Survivors of childhood cancer who received ≥30 Gy of pelvic radiotherapy as treatment were at increased risk for late anorectal disease, according to the results of a Childhood Cancer Survivor study. Occurrence of this late anorectal disease had a detrimental impact on the well-being of these survivors.
“Clinicians who treat cancer survivors must be aware of late anorectal diseases, which warrant conscientious treatment and symptom reduction, and their impact on quality of life,” Arin L. Madenci, MD, MPH, of Boston Children’s Hospital, and colleagues wrote in Cancer.
The study included data from 25,530 survivors of childhood cancer diagnosed between 1970 and 1999, and 5,036 of their siblings. All participants were evaluated for late-onset anorectal disease defined as self-reported fistula-in-ano, anorectal stricture, or pathology/medical record-confirmed anorectal subsequent malignant neoplasms (SMN) 5 or more years after the primary cancer diagnosis.
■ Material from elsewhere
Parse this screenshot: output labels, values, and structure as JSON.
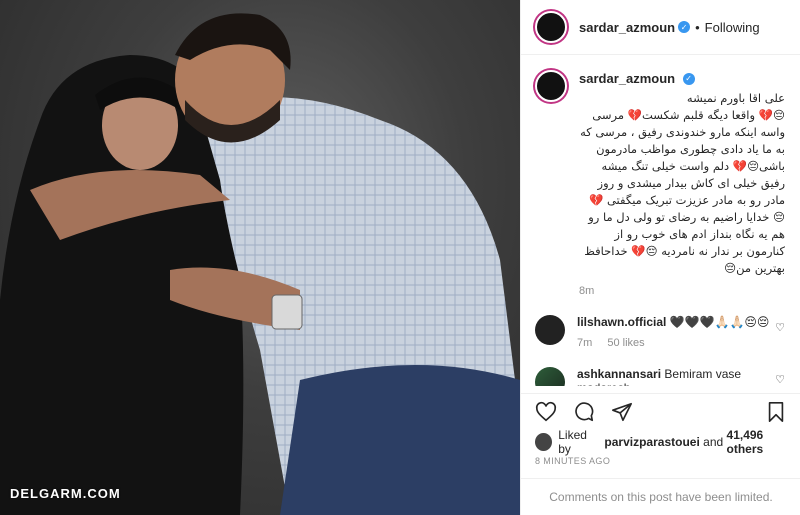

The median age at cancer diagnosis was 6.1 years and the median follow-up from time of diagnosis was 22.5 years.
During follow-up, 394 survivors were diagnosed with late anorectal disease: 74% with fistula-in-ano, 29% had anorectal stricture, and 7% had anorectal SMN. Median age at diagnosis was 27 years. The 40-year cumulative incidence was 2.7%.
Diagnosed SMNs included adenocarcinoma (n=19), epithelial carcinoma (n=2), neuroendocrine carcinoma (n=1), and unspecified neoplasms (n=2).
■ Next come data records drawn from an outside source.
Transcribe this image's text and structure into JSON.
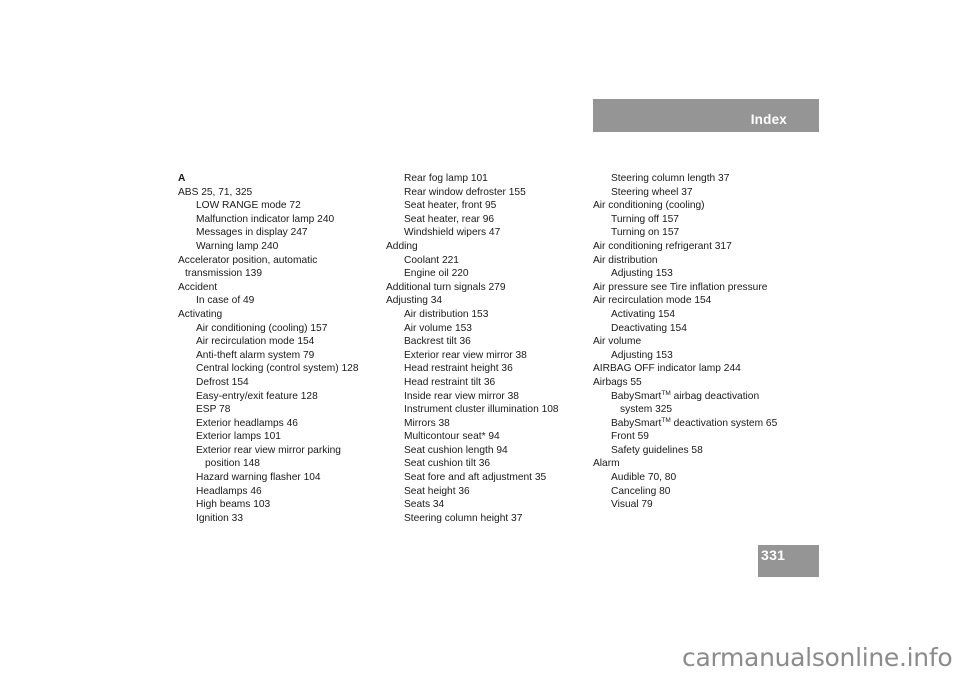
{
  "header": {
    "title": "Index"
  },
  "page": {
    "number": "331"
  },
  "section_letter": "A",
  "columns": [
    [
      {
        "level": 0,
        "text": "ABS 25, 71, 325"
      },
      {
        "level": 1,
        "text": "LOW RANGE mode 72"
      },
      {
        "level": 1,
        "text": "Malfunction indicator lamp 240"
      },
      {
        "level": 1,
        "text": "Messages in display 247"
      },
      {
        "level": 1,
        "text": "Warning lamp 240"
      },
      {
        "level": 0,
        "text": "Accelerator position, automatic"
      },
      {
        "level": "0c",
        "text": "transmission 139"
      },
      {
        "level": 0,
        "text": "Accident"
      },
      {
        "level": 1,
        "text": "In case of 49"
      },
      {
        "level": 0,
        "text": "Activating"
      },
      {
        "level": 1,
        "text": "Air conditioning (cooling) 157"
      },
      {
        "level": 1,
        "text": "Air recirculation mode 154"
      },
      {
        "level": 1,
        "text": "Anti-theft alarm system 79"
      },
      {
        "level": 1,
        "text": "Central locking (control system) 128"
      },
      {
        "level": 1,
        "text": "Defrost 154"
      },
      {
        "level": 1,
        "text": "Easy-entry/exit feature 128"
      },
      {
        "level": 1,
        "text": "ESP 78"
      },
      {
        "level": 1,
        "text": "Exterior headlamps 46"
      },
      {
        "level": 1,
        "text": "Exterior lamps 101"
      },
      {
        "level": 1,
        "text": "Exterior rear view mirror parking"
      },
      {
        "level": "1c",
        "text": "position 148"
      },
      {
        "level": 1,
        "text": "Hazard warning flasher 104"
      },
      {
        "level": 1,
        "text": "Headlamps 46"
      },
      {
        "level": 1,
        "text": "High beams 103"
      },
      {
        "level": 1,
        "text": "Ignition 33"
      }
    ],
    [
      {
        "level": 1,
        "text": "Rear fog lamp 101"
      },
      {
        "level": 1,
        "text": "Rear window defroster 155"
      },
      {
        "level": 1,
        "text": "Seat heater, front 95"
      },
      {
        "level": 1,
        "text": "Seat heater, rear 96"
      },
      {
        "level": 1,
        "text": "Windshield wipers 47"
      },
      {
        "level": 0,
        "text": "Adding"
      },
      {
        "level": 1,
        "text": "Coolant 221"
      },
      {
        "level": 1,
        "text": "Engine oil 220"
      },
      {
        "level": 0,
        "text": "Additional turn signals 279"
      },
      {
        "level": 0,
        "text": "Adjusting 34"
      },
      {
        "level": 1,
        "text": "Air distribution 153"
      },
      {
        "level": 1,
        "text": "Air volume 153"
      },
      {
        "level": 1,
        "text": "Backrest tilt 36"
      },
      {
        "level": 1,
        "text": "Exterior rear view mirror 38"
      },
      {
        "level": 1,
        "text": "Head restraint height 36"
      },
      {
        "level": 1,
        "text": "Head restraint tilt 36"
      },
      {
        "level": 1,
        "text": "Inside rear view mirror 38"
      },
      {
        "level": 1,
        "text": "Instrument cluster illumination 108"
      },
      {
        "level": 1,
        "text": "Mirrors 38"
      },
      {
        "level": 1,
        "text": "Multicontour seat* 94"
      },
      {
        "level": 1,
        "text": "Seat cushion length 94"
      },
      {
        "level": 1,
        "text": "Seat cushion tilt 36"
      },
      {
        "level": 1,
        "text": "Seat fore and aft adjustment 35"
      },
      {
        "level": 1,
        "text": "Seat height 36"
      },
      {
        "level": 1,
        "text": "Seats 34"
      },
      {
        "level": 1,
        "text": "Steering column height 37"
      }
    ],
    [
      {
        "level": 1,
        "text": "Steering column length 37"
      },
      {
        "level": 1,
        "text": "Steering wheel 37"
      },
      {
        "level": 0,
        "text": "Air conditioning (cooling)"
      },
      {
        "level": 1,
        "text": "Turning off 157"
      },
      {
        "level": 1,
        "text": "Turning on 157"
      },
      {
        "level": 0,
        "text": "Air conditioning refrigerant 317"
      },
      {
        "level": 0,
        "text": "Air distribution"
      },
      {
        "level": 1,
        "text": "Adjusting 153"
      },
      {
        "level": 0,
        "text": "Air pressure see Tire inflation pressure"
      },
      {
        "level": 0,
        "text": "Air recirculation mode 154"
      },
      {
        "level": 1,
        "text": "Activating 154"
      },
      {
        "level": 1,
        "text": "Deactivating 154"
      },
      {
        "level": 0,
        "text": "Air volume"
      },
      {
        "level": 1,
        "text": "Adjusting 153"
      },
      {
        "level": 0,
        "text": "AIRBAG OFF indicator lamp 244"
      },
      {
        "level": 0,
        "text": "Airbags 55"
      },
      {
        "level": 1,
        "text": "BabySmart",
        "sup": "TM",
        "after": " airbag deactivation"
      },
      {
        "level": "1c",
        "text": "system 325"
      },
      {
        "level": 1,
        "text": "BabySmart",
        "sup": "TM",
        "after": " deactivation system 65"
      },
      {
        "level": 1,
        "text": "Front 59"
      },
      {
        "level": 1,
        "text": "Safety guidelines 58"
      },
      {
        "level": 0,
        "text": "Alarm"
      },
      {
        "level": 1,
        "text": "Audible 70, 80"
      },
      {
        "level": 1,
        "text": "Canceling 80"
      },
      {
        "level": 1,
        "text": "Visual 79"
      }
    ]
  ],
  "watermark": "carmanualsonline.info"
}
“Among childhood cancer survivors, anorectal SMNs were rare, with a 45-year cumulative incidence rate less than 1%,” the researchers wrote. “Despite this, it is important to recognize that subsequent anorectal neoplasms may occur more frequently as survivors continue to age because of late effects of ionizing radiation, which is associated with an increased risk for SMNs even beyond the age of 40 years.”
During the same time, 84 siblings were diagnosed with anorectal disease: 87% had a fistula-in-ano, 27% had anorectal stricture, and 1% had anorectal primary cancer. Median age at diagnosis was 30 years. The 40-year cumulative incidence was also 2.7%.
Compared with their siblings, childhood cancer survivors had a 1.2-fold higher rate of late-onset anorectal disease, a nonsignificant difference.
Of the survivors with radiotherapy information available, 41% who developed anorectal SMNs had radiotherapy directed to the pelvis, 36% had indirect stray dose to the pelvis from adjacent or distant sites, and 23% did not receive radiotherapy. Median dose of radiation to the pelvis was 44 Gy. Among survivors, treatment with pelvic radiotherapy of 30 to 49.9 Gy (adjusted RR=1.6) or 50 Gy or greater (adjusted RR=5.4) was independently associated with late-onset anorectal disease.
Multivariable analysis showed that those survivors who developed late-onset anorectal disease had greater impairment in health-related quality of life compared with those without anorectal disease. They were significantly more likely to report depression, anxiety, and somatization.